Kinder spielten in diesem Krieg und auf allen Seiten eine Rolle. Bei allen Truppen zogen »vivandières« mit, also Weinverkäuferinnen und Kellnerinnen der Feldküchen. Bei ihnen waren auch Kinder, deren Väter unbekannt waren. Es kam durchaus auch vor, dass Kinder mitten in einer Schlacht geboren wurden. Man nannte diese Kinder »regimental children« oder Truppenkinder. Sie wurden oft in kleine Uniformen gesteckt. Sie halfen ihren Müttern oder den Soldaten bei ihrer Arbeit.

Die Kinderschlacht von Acosta-ñu

Den Höhepunkt und das Ende des Tripel-Allianz-Krieges bildete die sogenannte Kinderschlacht von Acosta-ñu (auch »Campo Grande« oder »Los Niños«) am 16. August 1869 in Paraguay. Dafür hatte der in Europa als liberal und fortschrittlich angesehene brasilianische Kaiser Dom Pedro II. als Kriegsminister und Befehlshaber auf brasilianischer Seite Herzog Caxias, Luís Alves de Lima e Silva (1803-1880) ernannt, einen rücksichtslosen Militär. Dieser hatte verkündet, man müsse im Krieg gegen Paraguay „sogar den Fötus einer Frau im Mutterleib töten“ und danach trachten, „die gesamte paraguayische Bevölkerung in Rauch und Staub umzuwandeln“ (Chiavenatto 1979, S. 154).

Bei der Schlacht von Acosta-ñu stand auf der Seite des Dreierbündnisses eine gestandene und gut ausgebildete Armee aus 20.000 erwachsenen Männern – auf der Seite Paraguays standen 3.500 Kindersoldaten im Alter von neun bis fünfzehn Jahren, angeführt von 500 älteren Veteranen (siehe Abbildung 2). Die Kinder hatten sich zur Tarnung Bärte auf ihre Backen gemalt. Als sie in einem Kreis zusammenstanden, wurden sie von allen Seiten angegriffen.

„Entsetzte Kinder von sechs bis acht Jahren klammerten sich in der Hitze des Kampfes an die Beine der brasilianischen Soldaten, weinten und baten sie, sie nicht zu töten. Und sie wurden sofort geköpft. Die Mütter versteckten sich im nahen Dschungel und beobachteten, wie sich der Kampf abspielte. Einige von ihnen erhoben Speere und führten sogar den Widerstand der Kindertruppen an. (Chiavenatto 1979, S. 158)

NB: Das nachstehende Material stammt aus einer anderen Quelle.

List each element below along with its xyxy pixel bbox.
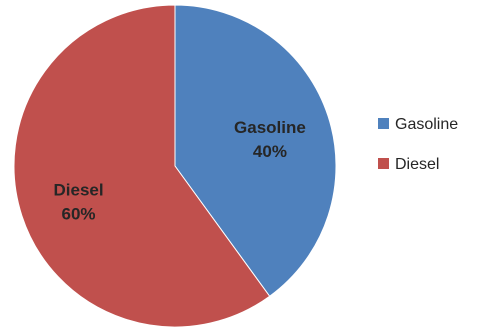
data-label-percent-gasoline: 40% [253,142,287,161]
data-label-percent-diesel: 60% [62,204,96,223]
legend-label-gasoline: Gasoline [395,116,458,133]
legend-swatch-diesel [378,158,389,169]
pie-slices [13,4,337,327]
data-label-category-diesel: Diesel [53,180,103,199]
legend-swatch-gasoline [378,118,389,129]
data-label-category-gasoline: Gasoline [234,118,306,137]
chart-legend: Gasoline Diesel [378,116,458,173]
pie-slice-diesel [13,4,271,327]
legend-label-diesel: Diesel [395,156,439,173]
pie-data-labels: Gasoline 40% Diesel 60% [53,118,305,223]
pie-slice-gasoline [174,4,337,297]
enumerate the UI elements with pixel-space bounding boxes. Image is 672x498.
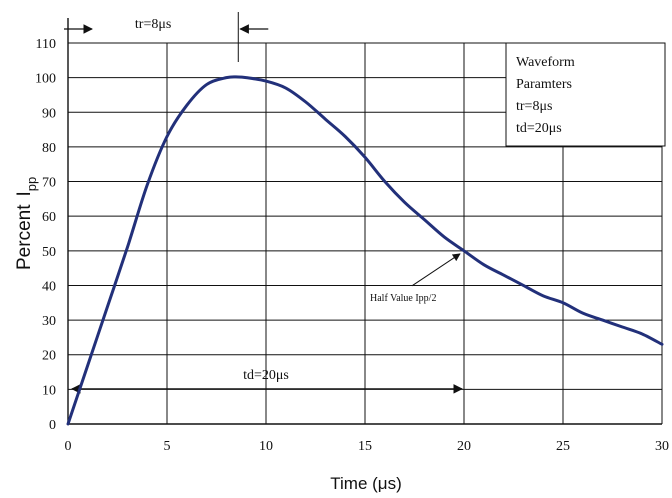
tick-labels: 0 10 20 30 40 50 60 70 80 90 100 110 0 5 10 15 20 25 30 [35,37,669,454]
x-tick-label-0: 0 [65,439,72,454]
grid [67,18,663,425]
half-value-label: Half Value Ipp/2 [370,293,436,304]
y-tick-label-70: 70 [42,176,56,191]
annotations: tr=8μs td=20μs Half Value Ipp/2 [64,12,463,394]
x-tick-label-30: 30 [655,439,669,454]
y-tick-label-20: 20 [42,349,56,364]
y-axis-label-subscript: pp [24,177,39,191]
rise-time-label: tr=8μs [135,17,171,32]
waveform-series-line [66,75,664,426]
x-axis-label: Time (μs) [330,474,402,493]
legend-line-3: tr=8μs [516,99,552,114]
y-tick-label-10: 10 [42,383,56,398]
y-tick-label-110: 110 [36,37,56,52]
legend-line-4: td=20μs [516,121,562,136]
x-tick-label-10: 10 [259,439,273,454]
x-tick-label-5: 5 [164,439,171,454]
x-tick-label-25: 25 [556,439,570,454]
y-tick-label-90: 90 [42,106,56,121]
y-tick-label-0: 0 [49,418,56,433]
legend-line-1: Waveform [516,55,575,70]
y-tick-label-30: 30 [42,314,56,329]
y-axis-label: Percent Ipp [14,177,39,270]
x-tick-label-15: 15 [358,439,372,454]
legend-box: Waveform Paramters tr=8μs td=20μs [505,42,666,147]
y-tick-label-50: 50 [42,245,56,260]
decay-time-label: td=20μs [243,368,289,383]
y-tick-label-100: 100 [35,72,56,87]
y-tick-label-60: 60 [42,210,56,225]
y-axis-label-main: Percent [14,204,35,270]
legend-background [505,42,666,147]
y-tick-label-40: 40 [42,279,56,294]
half-value-arrow [411,253,461,287]
y-tick-label-80: 80 [42,141,56,156]
legend-line-2: Paramters [516,77,572,92]
y-axis-label-current: I [14,191,35,196]
x-tick-label-20: 20 [457,439,471,454]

Bei dieser Schlacht starben auf paraguayischer Seite 2.000 Soldaten und 1.400 wurden verwundet oder kamen in Gefangenschaft. Auf der Seite der brasilianisch-argentinischen Armee unter Leitung von Prinz Gaston von Orleans (1842-1922), einem Schwiegersohn des brasilianischen Kaisers Dom Pedro II., starben 182 Soldaten und 420 wurden verwundet. Nach dieser grausamen Kinderschlacht war der Tripel-Allianz-Krieg 1870 zu Ende.

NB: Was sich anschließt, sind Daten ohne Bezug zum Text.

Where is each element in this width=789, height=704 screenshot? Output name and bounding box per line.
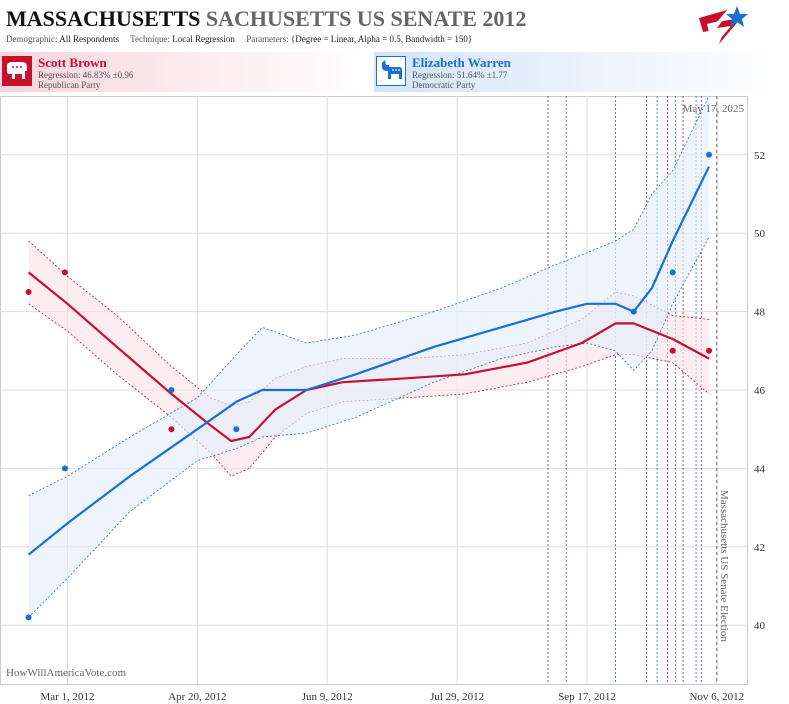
header: MASSACHUSETTS SACHUSETTS US SENATE 2012 … [0, 0, 789, 50]
technique-value: Local Regression [172, 34, 235, 44]
poll-point-dem [669, 269, 676, 276]
regression-value: Regression: 51.64% ±1.77 [412, 70, 508, 80]
watermark: HowWillAmericaVote.com [6, 667, 126, 679]
parameters-value: {Degree = Linear, Alpha = 0.5, Bandwidth… [290, 34, 473, 44]
elephant-icon [2, 56, 32, 86]
poll-point-dem [630, 308, 637, 315]
party-name: Democratic Party [412, 80, 476, 90]
poll-point-rep [61, 269, 68, 276]
page-title: MASSACHUSETTS SACHUSETTS US SENATE 2012 [6, 6, 526, 32]
demographic-value: All Respondents [59, 34, 119, 44]
x-tick-label: Jul 29, 2012 [430, 691, 484, 703]
y-tick-label: 52 [754, 150, 765, 162]
x-tick-label: Sep 17, 2012 [558, 691, 616, 703]
title-state: MASSACHUSETTS [6, 6, 201, 31]
candidate-name: Elizabeth Warren [412, 55, 511, 70]
poll-point-rep [168, 426, 175, 433]
donkey-icon [376, 56, 406, 86]
election-label: Massachusetts US Senate Election [718, 490, 730, 642]
title-race: SACHUSETTS US SENATE 2012 [205, 6, 527, 31]
candidate-card-scott-brown: Scott Brown Regression: 46.83% ±0.96 Rep… [0, 52, 372, 92]
candidate-name: Scott Brown [38, 55, 107, 70]
y-tick-label: 44 [754, 463, 766, 475]
trend-line-rep [27, 271, 710, 443]
trend-line-dem [27, 166, 710, 556]
regression-value: Regression: 46.83% ±0.96 [38, 70, 134, 80]
poll-point-dem [706, 151, 713, 158]
date-annotation: May 17, 2025 [683, 103, 745, 115]
poll-point-dem [25, 614, 32, 621]
y-tick-label: 40 [754, 620, 766, 632]
x-tick-label: Apr 20, 2012 [168, 691, 226, 703]
demographic-label: Demographic: [6, 34, 58, 44]
lower-bound-dem [28, 236, 710, 618]
poll-point-rep [706, 347, 713, 354]
x-tick-label: Jun 9, 2012 [302, 691, 353, 703]
x-tick-label: Mar 1, 2012 [40, 691, 94, 703]
poll-point-dem [233, 426, 240, 433]
parameters-label: Parameters: [246, 34, 289, 44]
candidate-card-elizabeth-warren: Elizabeth Warren Regression: 51.64% ±1.7… [374, 52, 789, 92]
upper-bound-dem [28, 96, 710, 497]
confidence-band-dem [28, 96, 710, 618]
poll-point-dem [61, 465, 68, 472]
y-tick-label: 48 [754, 307, 766, 319]
y-tick-label: 42 [754, 542, 765, 554]
x-tick-label: Nov 6, 2012 [689, 691, 744, 703]
site-logo-icon [699, 6, 748, 44]
poll-regression-chart: 40 42 44 46 48 50 52 Mar 1, 2012 Apr 20, 2012 Jun… [0, 96, 766, 703]
party-name: Republican Party [38, 80, 101, 90]
y-tick-label: 46 [754, 385, 766, 397]
poll-point-rep [669, 347, 676, 354]
y-tick-label: 50 [754, 228, 766, 240]
technique-label: Technique: [130, 34, 170, 44]
poll-point-dem [168, 387, 175, 393]
poll-point-rep [25, 289, 32, 295]
parameters-line: Demographic: All Respondents Technique: … [6, 34, 472, 44]
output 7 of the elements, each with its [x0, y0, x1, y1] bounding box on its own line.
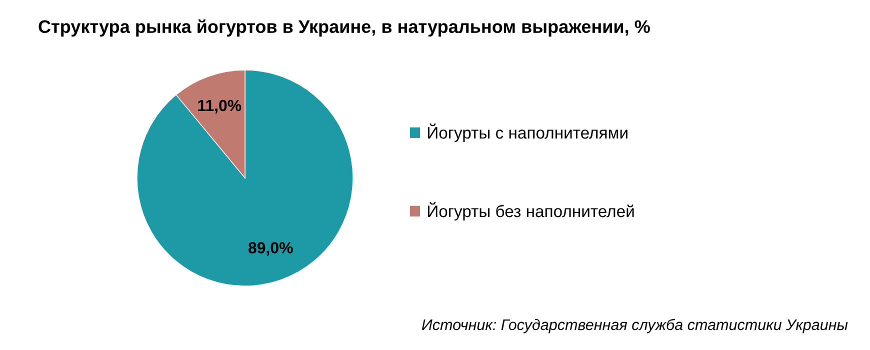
text: Источник: Государственная служба статистики Украины	[422, 318, 848, 334]
legend-label: Йогурты без наполнителей	[428, 202, 634, 220]
data-label: 11,0%	[198, 100, 242, 114]
chart-title: Структура рынка йогуртов в Украине, в натуральном выражении, %	[38, 19, 650, 37]
legend-label: Йогурты с наполнителями	[428, 124, 628, 142]
pie-slice	[136, 70, 354, 286]
data-label: 89,0%	[248, 242, 293, 256]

Der Tripel-Allianz-Krieg war für das besiegte Paraguay verheerend. Für Paraguay war dieser Krieg ein „totaler Krieg“ gewesen, so die Bewertung von Rotte (2011, S. 170). Neben den Landabtretungen an Brasilien (Teile von Mato Grosso) und Argentinien (Region Misiones und Teile der Chaco-Region) war die zentrale verheerende Konsequenz, dass die gesamte Gesellschaft in Paraguay nach zehn Jahren des Krieges traumatisiert zurückblieb. Paraguay mit seiner kleinen Einwohnerzahl von 0,5 Mio. Menschen hatte etwa die Hälfte seiner Bevölkerung verloren – nicht wenige davon waren Kinder.2

Nicht nur ist dieser Krieg gut erforscht. Er ist außerdem fotografisch gut dokumentiert, war es doch nach dem Krim-Krieg (1853-1856) und dem amerikanischen Bürgerkrieg (1861-1865) der erst dritte Krieg, an dem die neue Technologie aktiv zum Einsatz kam. Berühmt für diesen Tripel-Allianz-Krieg wurde die »Carte de visite«. Das war ein in einem eleganten Foto-Studio hergestelltes Porträtfoto auf Hartpappe. Im Mittelpunkt steht jeweils ein Offizier in Galauniform und mit Orden und Säbel. Eine Reihe dieser Fotos zeigen Offiziere zusammen mit Truppenkindern (vgl. Abbildung 1). Gegenüber diesen Reputationsfotos gibt es auch einige wenige Fotos aus dem realen Kriegsgeschehen (siehe erneut Abbildung 2).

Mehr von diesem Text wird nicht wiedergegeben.